I suspect that there is a function on collections that might do this, but I am not sure which. I would like to be told of it and how to use it… that is the way I learn.

/**
* Assuming that the receiver is a histogram where the value at each index is the count of
* occurrences of the index in the data set, return the median value of the dataset.
*/
public fun IntArray.findHistogramMedian(): Int {
val midCount = sum() / 2
var total = 0
forEachIndexed { index, i ->
total += i
if (total >= midCount) return index
}
return lastIndex
}

Thanks to MikibeMiki for suggesting foldIndexed. I have never used folding before, perhaps because I have not perceived a need… A lot cleaner, and no slower:

/**
* Assuming that the receiver is a histogram where the value at each index is the count of
* occurrences of the index in the data set, return the median value of the dataset.
*/
public fun IntArray.findHistogramMedian(): Int {
val midCount = sum() / 2
foldIndexed(0) {index, total, count ->
if (total >= midCount) return index
total + count
}
return lastIndex
}

fun IntArray.findHistogramMedian2(): Int {
val sums = runningReduce(Int::plus)
val midCount = sums.last() / 2
return sums.indexOfFirst { it >= midCount }
}

It is shorter and at least to me easier to read and we don’t have to jump out of the fold operation. However, it creates an additional list.

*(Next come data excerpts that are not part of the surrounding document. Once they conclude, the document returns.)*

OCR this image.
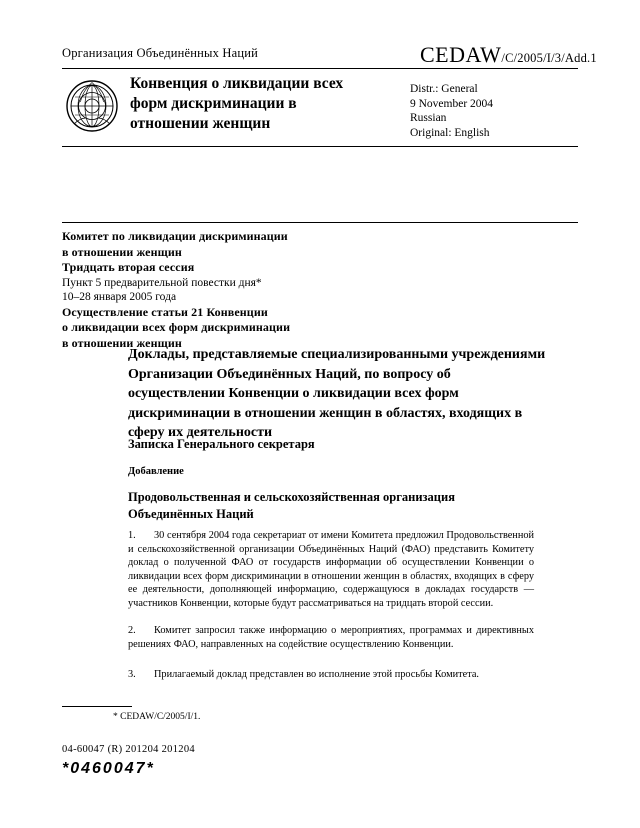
Организация Объединённых Наций	CEDAW/C/2005/I/3/Add.1
Конвенция о ликвидации всех
форм дискриминации в
отношении женщин
Distr.: General
9 November 2004
Russian
Original: English
Комитет по ликвидации дискриминации
в отношении женщин
Тридцать вторая сессия
Пункт 5 предварительной повестки дня*
10–28 января 2005 года
Осуществление статьи 21 Конвенции
о ликвидации всех форм дискриминации
в отношении женщин
Доклады, представляемые специализированными учреждениями Организации Объединённых Наций, по вопросу об осуществлении Конвенции о ликвидации всех форм дискриминации в отношении женщин в областях, входящих в сферу их деятельности
Записка Генерального секретаря
Добавление
Продовольственная и сельскохозяйственная организация
Объединённых Наций
1. 30 сентября 2004 года секретариат от имени Комитета предложил Продовольственной и сельскохозяйственной организации Объединённых Наций (ФАО) представить Комитету доклад о полученной ФАО от государств информации об осуществлении Конвенции о ликвидации всех форм дискриминации в отношении женщин в областях, входящих в сферу ее деятельности, дополняющей информацию, содержащуюся в докладах государств — участников Конвенции, которые будут рассматриваться на тридцать второй сессии.
2. Комитет запросил также информацию о мероприятиях, программах и директивных решениях ФАО, направленных на содействие осуществлению Конвенции.
3. Прилагаемый доклад представлен во исполнение этой просьбы Комитета.
* CEDAW/C/2005/I/1.
04-60047 (R) 201204 201204
*0460047*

Also, I’m not sure if this is the correct way to calculate the median. Note that for e.g. [1, 1, 1] it returns 0 which is clearly incorrect. I think you need to handle two cases separately: odd and even number of items.

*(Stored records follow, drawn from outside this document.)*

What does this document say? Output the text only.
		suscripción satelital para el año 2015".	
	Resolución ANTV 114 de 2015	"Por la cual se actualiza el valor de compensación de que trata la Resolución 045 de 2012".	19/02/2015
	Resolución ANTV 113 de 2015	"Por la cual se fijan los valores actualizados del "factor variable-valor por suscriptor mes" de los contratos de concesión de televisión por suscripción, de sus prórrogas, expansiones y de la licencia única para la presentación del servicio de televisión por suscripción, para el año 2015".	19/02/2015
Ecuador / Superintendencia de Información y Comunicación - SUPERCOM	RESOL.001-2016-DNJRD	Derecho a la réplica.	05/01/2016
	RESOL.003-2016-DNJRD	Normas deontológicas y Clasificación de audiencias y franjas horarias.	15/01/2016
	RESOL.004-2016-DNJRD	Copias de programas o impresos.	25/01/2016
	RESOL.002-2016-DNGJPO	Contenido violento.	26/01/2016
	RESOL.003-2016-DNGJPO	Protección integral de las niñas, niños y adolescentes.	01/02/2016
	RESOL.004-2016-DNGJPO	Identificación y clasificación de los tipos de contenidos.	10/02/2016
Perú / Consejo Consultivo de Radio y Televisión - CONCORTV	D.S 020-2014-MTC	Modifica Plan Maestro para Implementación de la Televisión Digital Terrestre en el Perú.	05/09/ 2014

Thanks Broot, Yes that is certainly shorter and clearer, but I worry about the extra list. It is pretty much what I did first. This code is invoked in a median filter in an image so the code is best being as fast as we can make it.

You may also be right about the odd/even in medians. I think that the median in a set of numbers of even size can fall between two dissimilar values and may not be an integer… But I need to assign the value to an integer array, so am going to have to round somewhere somehow. Seems to work better (and faster) than a gaussian in its present form but I am always open to doing things better.

Though you do have a point with your example @broot. Thanks. Dividing 3 by 2 gives 1, which then matches the zeroth index.
Either I need to divide by 2.0 to get 1.5 … matching index 1. Or I need to use the inequality operator.

Yes that is certainly shorter and clearer, but I worry about the extra list

As in many cases, you’ ll have to tradeoff between memory and CPU : either you traverse the list twice and compute the sums twice, or you do it once and save stuff in memory to speed up afterwards. For the later, an improvement would be a dichotomy search on the sums array, since it is in ascending order by construction, which will give n+log2(n) instead of 2n. But I guess you’ll have to measure against your typical datasets, because the multiplicative constants for each term will probably make the difference.